[0012] The invention will now be described in greater detail, by way of example, with reference
to the accompanying drawings, in which:
Fig. 1 is a longitudinal sectional view of a colour display tube according to the
invention,
Fig. 2 is a longitudinal sectional view of one of the electron guns of the display
tube shown in Fig. 1,
Figs. 3a.and b are a front elevation and a side elevation, respectively, of the prior
art connection of the filament, and
Figs. 4a and b are a front elevation and a side elevation of the connection of the
filament according to the invention.
Fig. 1 is a longitudinal sectional view of a colour display tube of the "in-line"-type.
In a glass envelope 1, which is composed of a display window 2, a funnel-shaped portion
3 and a neck 4, are provided in said neck three electron guns 5, 6 and 7 which generate
the electron beams 8, 9 and 10, respectively. The axes of the electron guns are situated
in one plane, the plane of the drawing. The axis of the central electron gun 6 coincides
substantially with the tube axis 11. The three electron guns open into sleeve 16 which
is situated coaxially in the neck 4. On its inside the display window 2 has a large
number of triplets of phosphor lines. Each triplet comprises a line consisting of
a green luminescing phosphor, a line consisting of a blue luminescing phosphor and
a line consisting of a red luminescing phosphor. All triplets together constitute
the display screen 12. The phosphor lines are normal to the plane of the drawing.
In front of the display screen the shadow mask 13 is provided which has a very large
number of elongate apertures 14 through which the electron beams 8, 9 and 10 pass.

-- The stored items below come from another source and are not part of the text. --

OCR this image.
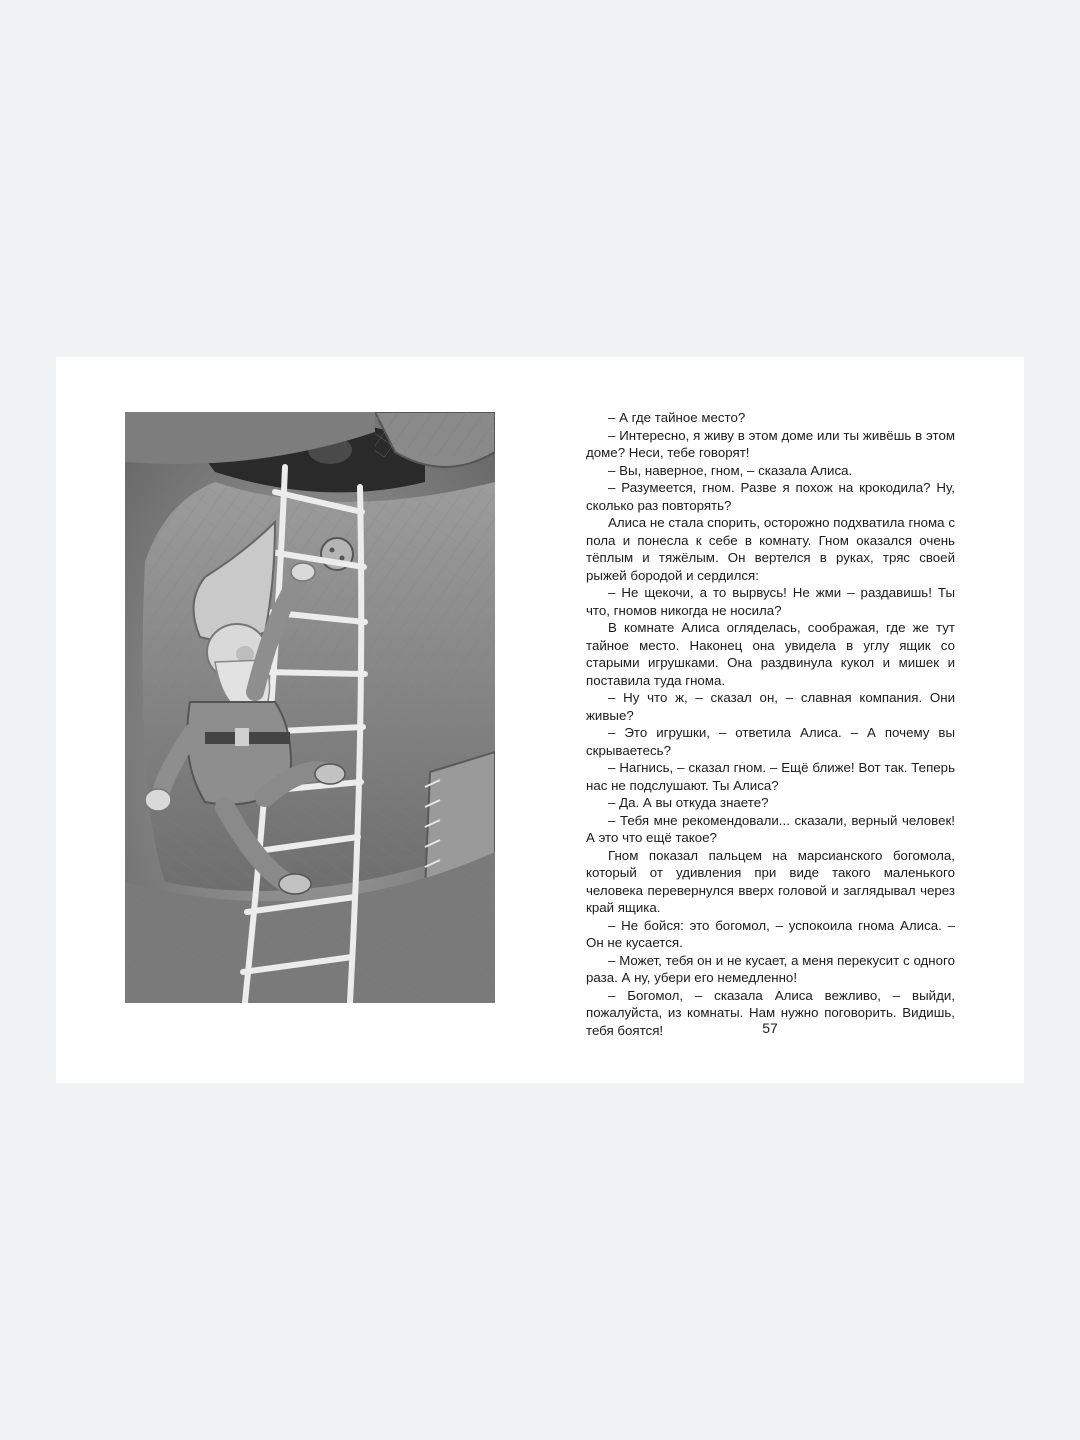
– А где тайное место?

– Интересно, я живу в этом доме или ты живёшь в этом доме? Неси, тебе говорят!

– Вы, наверное, гном, – сказала Алиса.

– Разумеется, гном. Разве я похож на крокодила? Ну, сколько раз повторять?

Алиса не стала спорить, осторожно подхватила гнома с пола и понесла к себе в комнату. Гном оказался очень тёплым и тяжёлым. Он вертелся в руках, тряс своей рыжей бородой и сердился:

– Не щекочи, а то вырвусь! Не жми – раздавишь! Ты что, гномов никогда не носила?

В комнате Алиса огляделась, соображая, где же тут тайное место. Наконец она увидела в углу ящик со старыми игрушками. Она раздвинула кукол и мишек и поставила туда гнома.

– Ну что ж, – сказал он, – славная компания. Они живые?

– Это игрушки, – ответила Алиса. – А почему вы скрываетесь?

– Нагнись, – сказал гном. – Ещё ближе! Вот так. Теперь нас не подслушают. Ты Алиса?

– Да. А вы откуда знаете?

– Тебя мне рекомендовали... сказали, верный человек! А это что ещё такое?

Гном показал пальцем на марсианского богомола, который от удивления при виде такого маленького человека перевернулся вверх головой и заглядывал через край ящика.

– Не бойся: это богомол, – успокоила гнома Алиса. – Он не кусается.

– Может, тебя он и не кусает, а меня перекусит с одного раза. А ну, убери его немедленно!

– Богомол, – сказала Алиса вежливо, – выйди, пожалуйста, из комнаты. Нам нужно поговорить. Видишь, тебя боятся!	57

The electron beams are deflected over the display screen 12 in the horizontal direction
(in the plane of the drawing) and in the vertical direction (normal to the plane of
the drawing) by the system of deflection coils 15. The three electron beams are assembled
so that their axes enclose a small angle with each other. The electron beams thus
pass through the apertures 14 at said angle, the so- called colour selection angle,
and each impinge upon phosphor lines of one colour only.
Fig. 2 is a longitudinal sectional view of one of the electron guns. A cathode unit
22 is present in the control electrode 21. The cathode unit has a cathode shaft 30
having thereon an impregnated tungsten body 33 having an emissive surface 35. The
emitted electron beam passes through the aperture 25 in the control electrode 21 which
is present opposite to the emissive surface 35 and is then accelerated and focused
by means of the electrodes 26, 27 and 28. In a colour display tube the cathode potential
is, for examplef +30 volts, the control electrode has, for example, a fixed potential of 0 volts and
the second electrode 26 has a potential of 1,000 volts, the third electrode 27 has
a potential of 6,000 volts and the fourth electrode 28 has a potential of 27 kV. Such
a cathode unit may of course also be used in a diode electrode gun (for example, in
television camera tubes). In a diode electron gun the cathode is generally succeeded
by an anode which is at a positive potential. A cathode filament 47 which is covered
with blackened aluminium oxide is present in the cathode shaft 30 and is connected
to the connection braces 44 of 0.075 mm thick NiFe.
Fig. 3a is a front elevation of how, according to the prior art, the cathode filament
31 not yet covered with insulation material is welded to the connection braces 32.
By capillary drawing-in, the molten material 41 of the connection braces 32 is disposed
between the turns 40 of the cathode filament spiral during welding the spiral to the
connection braces. By small differences in the starting situation for welding and
variations in the spiral shape and the welding process, the spaces between the turns
of the spiral are more or less filled so that per cathode filament resistance differences
up to 2% are measured. Such a variation in resistance results in a variation in cathode
filament current of the cathodes mutually with the filament voltage remaining the
same. Such a variation is not desired.
Fig. 3b is a side elevation of Fig. 3a.
Fig. 4a is a front elevation of how, according to the invention, the cathode filament
not yet covered with insulation material is provided near the connection braces with
a turn 43 having a larger pitch (x) than the pitch (y) of the remaining turns of the
spiral. The spaces between the turns 46 which are present between the turn 43 and
the connection braces 44 are filled during welding with the molten material 45 of
the connection braces 44. Turn 43 forms a boundary for the capillary drawing-in. Dependent
on the dimensions of the cathode filament the number of turns between turn 43 is chosen
to be so that the space between a defined number of turns 46 is filled substantially
entirely. It is of course also possible instead of one turn 43 having a larger pitch
to use a few turns having a larger pitch as a boundary for the capillary drawing-in.
When using the invention resistance differences of only 0.8 % are measured per cathode
filament.
Fig. 4b is a side elevation of Fig. 4a.